I'm not sleepy and there is no place I’m going to.
END
my $offsets = token_offsets($str); ## Get the offsets.
foreach my $o (@$offsets) {
my $start = $o->[0];
my $length = $o->[1]-$o->[0];
my $token = substr($text,$start,$length) ## Get a token.
# ...
}
### or
my $tokens = get_tokens($str);
foreach my $token (@$tokens) {
## do something with $token
}
METHODS
tokenize($text)
Takes text as input and returns a tokenized version (space-separated tokens).
get_offsets($text)
Takes text input and returns reference to array containin pairs of character offsets, corresponding to the tokens start and end positions.
get_tokens($text)
Takes text input and splits it into tokens.

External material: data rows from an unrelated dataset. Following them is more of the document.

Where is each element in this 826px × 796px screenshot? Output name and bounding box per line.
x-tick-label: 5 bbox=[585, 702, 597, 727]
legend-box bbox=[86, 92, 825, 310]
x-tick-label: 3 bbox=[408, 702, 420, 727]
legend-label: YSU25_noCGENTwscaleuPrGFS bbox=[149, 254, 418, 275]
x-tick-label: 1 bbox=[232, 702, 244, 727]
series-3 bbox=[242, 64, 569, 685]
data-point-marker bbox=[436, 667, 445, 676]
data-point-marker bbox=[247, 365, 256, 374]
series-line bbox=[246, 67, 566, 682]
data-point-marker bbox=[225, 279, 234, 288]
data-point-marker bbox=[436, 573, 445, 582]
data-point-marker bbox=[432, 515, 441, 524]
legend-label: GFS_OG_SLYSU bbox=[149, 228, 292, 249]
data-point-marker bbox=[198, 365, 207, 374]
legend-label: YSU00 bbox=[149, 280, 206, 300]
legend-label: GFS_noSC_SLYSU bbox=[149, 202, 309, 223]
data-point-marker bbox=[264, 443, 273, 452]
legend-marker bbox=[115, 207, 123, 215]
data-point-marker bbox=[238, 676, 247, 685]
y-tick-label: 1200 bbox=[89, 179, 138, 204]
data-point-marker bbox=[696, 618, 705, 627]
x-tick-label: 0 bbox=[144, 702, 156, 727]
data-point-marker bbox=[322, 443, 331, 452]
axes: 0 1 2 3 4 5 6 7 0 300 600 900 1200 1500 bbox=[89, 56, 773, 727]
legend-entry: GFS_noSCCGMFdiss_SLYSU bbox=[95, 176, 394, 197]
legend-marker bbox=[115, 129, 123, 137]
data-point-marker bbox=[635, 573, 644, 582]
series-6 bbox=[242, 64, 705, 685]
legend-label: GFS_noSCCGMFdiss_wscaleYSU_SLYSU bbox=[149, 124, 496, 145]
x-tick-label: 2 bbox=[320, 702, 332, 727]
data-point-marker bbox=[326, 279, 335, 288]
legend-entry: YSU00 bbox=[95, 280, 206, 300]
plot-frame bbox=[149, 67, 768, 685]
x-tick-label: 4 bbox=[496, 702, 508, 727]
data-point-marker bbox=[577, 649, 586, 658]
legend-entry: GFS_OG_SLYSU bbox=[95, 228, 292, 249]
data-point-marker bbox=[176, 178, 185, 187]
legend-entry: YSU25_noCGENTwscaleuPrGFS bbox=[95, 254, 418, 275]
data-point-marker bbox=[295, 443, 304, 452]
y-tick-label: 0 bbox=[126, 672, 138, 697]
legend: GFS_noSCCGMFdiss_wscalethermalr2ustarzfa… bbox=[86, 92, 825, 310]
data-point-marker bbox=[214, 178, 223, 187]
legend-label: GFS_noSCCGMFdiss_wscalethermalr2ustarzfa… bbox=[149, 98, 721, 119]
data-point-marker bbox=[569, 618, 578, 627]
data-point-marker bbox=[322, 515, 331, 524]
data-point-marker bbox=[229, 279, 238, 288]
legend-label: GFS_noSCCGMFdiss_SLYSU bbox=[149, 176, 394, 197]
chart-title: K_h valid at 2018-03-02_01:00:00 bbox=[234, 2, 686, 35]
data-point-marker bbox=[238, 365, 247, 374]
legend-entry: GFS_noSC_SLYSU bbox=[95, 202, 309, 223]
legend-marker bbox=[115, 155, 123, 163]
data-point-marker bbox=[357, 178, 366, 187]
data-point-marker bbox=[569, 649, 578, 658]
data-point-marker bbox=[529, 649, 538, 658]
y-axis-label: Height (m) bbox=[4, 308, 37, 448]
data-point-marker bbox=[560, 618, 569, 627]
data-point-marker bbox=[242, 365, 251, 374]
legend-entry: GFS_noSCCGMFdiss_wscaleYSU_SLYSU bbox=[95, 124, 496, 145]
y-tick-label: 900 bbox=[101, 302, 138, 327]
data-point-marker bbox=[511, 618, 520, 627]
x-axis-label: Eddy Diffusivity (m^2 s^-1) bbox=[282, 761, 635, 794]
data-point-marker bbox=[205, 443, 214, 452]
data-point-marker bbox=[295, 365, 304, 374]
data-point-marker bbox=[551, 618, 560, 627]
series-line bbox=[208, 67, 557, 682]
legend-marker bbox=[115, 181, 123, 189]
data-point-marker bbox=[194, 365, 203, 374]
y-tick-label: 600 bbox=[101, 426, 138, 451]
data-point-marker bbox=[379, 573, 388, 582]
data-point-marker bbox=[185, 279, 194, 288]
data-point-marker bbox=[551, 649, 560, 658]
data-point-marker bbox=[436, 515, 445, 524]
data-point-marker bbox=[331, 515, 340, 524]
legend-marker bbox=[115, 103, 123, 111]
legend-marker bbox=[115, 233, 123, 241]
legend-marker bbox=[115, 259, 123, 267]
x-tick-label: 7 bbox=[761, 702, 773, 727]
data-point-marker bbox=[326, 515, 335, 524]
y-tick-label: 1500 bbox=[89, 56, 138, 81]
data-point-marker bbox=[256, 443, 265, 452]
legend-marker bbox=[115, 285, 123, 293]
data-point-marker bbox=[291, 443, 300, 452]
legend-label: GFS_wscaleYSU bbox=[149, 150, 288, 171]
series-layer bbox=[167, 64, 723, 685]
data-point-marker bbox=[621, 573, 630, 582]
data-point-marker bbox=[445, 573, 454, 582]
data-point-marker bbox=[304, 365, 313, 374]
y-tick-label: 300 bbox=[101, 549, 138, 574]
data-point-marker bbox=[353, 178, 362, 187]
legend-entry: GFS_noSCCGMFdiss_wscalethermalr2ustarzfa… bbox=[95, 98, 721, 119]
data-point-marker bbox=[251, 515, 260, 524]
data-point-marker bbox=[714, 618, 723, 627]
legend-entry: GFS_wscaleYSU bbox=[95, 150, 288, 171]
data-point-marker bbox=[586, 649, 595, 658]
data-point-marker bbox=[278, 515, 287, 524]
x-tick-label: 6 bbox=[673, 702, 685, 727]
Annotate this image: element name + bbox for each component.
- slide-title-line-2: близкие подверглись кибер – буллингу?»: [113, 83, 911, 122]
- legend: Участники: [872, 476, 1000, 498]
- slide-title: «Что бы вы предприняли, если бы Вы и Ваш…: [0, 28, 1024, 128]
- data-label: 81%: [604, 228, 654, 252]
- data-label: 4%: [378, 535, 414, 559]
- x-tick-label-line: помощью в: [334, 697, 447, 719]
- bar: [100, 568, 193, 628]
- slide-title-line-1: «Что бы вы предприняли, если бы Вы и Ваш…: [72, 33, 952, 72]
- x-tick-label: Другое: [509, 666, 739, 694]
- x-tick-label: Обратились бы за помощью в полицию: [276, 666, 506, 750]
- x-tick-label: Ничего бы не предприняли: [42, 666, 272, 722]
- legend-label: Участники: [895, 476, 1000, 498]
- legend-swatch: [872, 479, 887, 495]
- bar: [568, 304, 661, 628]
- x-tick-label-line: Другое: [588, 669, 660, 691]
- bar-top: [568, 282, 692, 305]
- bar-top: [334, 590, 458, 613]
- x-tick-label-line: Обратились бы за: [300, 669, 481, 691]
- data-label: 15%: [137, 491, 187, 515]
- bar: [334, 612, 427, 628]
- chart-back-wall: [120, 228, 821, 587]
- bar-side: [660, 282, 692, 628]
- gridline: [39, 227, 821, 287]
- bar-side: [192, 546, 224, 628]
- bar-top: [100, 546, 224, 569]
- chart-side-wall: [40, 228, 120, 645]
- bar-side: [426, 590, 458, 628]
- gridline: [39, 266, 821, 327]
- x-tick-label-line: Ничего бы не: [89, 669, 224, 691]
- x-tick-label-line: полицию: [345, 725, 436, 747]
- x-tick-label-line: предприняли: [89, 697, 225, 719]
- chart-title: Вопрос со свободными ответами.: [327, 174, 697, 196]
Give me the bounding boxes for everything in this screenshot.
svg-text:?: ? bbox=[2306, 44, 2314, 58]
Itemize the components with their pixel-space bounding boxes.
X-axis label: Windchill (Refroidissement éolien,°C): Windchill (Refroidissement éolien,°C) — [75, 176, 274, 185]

adjust_offsets($text,$offsets)
Minor adjusts to offsets (leading/trailing whitespace, etc)
initial_offsets($text)
First naive delimitation of tokens.
offsets2tokens($text,$offsets)
Given a list of token boundaries offsets and a text, returns an array with the text split into tokens.
ACKNOWLEDGEMENTS
Based on the original tokenizer written by Josh Schroeder and provided by Europarl http://www.statmt.org/europarl/.
SEE ALSO
Lingua::EN::Sentence::Offsets, Lingua::FreeLing3::Tokenizer
AUTHOR
Andre Santos <andrefs@cpan.org>
COPYRIGHT AND LICENSE
This software is copyright (c) 2012 by Andre Santos.
This is free software; you can redistribute it and/or modify it under the same terms as the Perl 5 programming language system itself.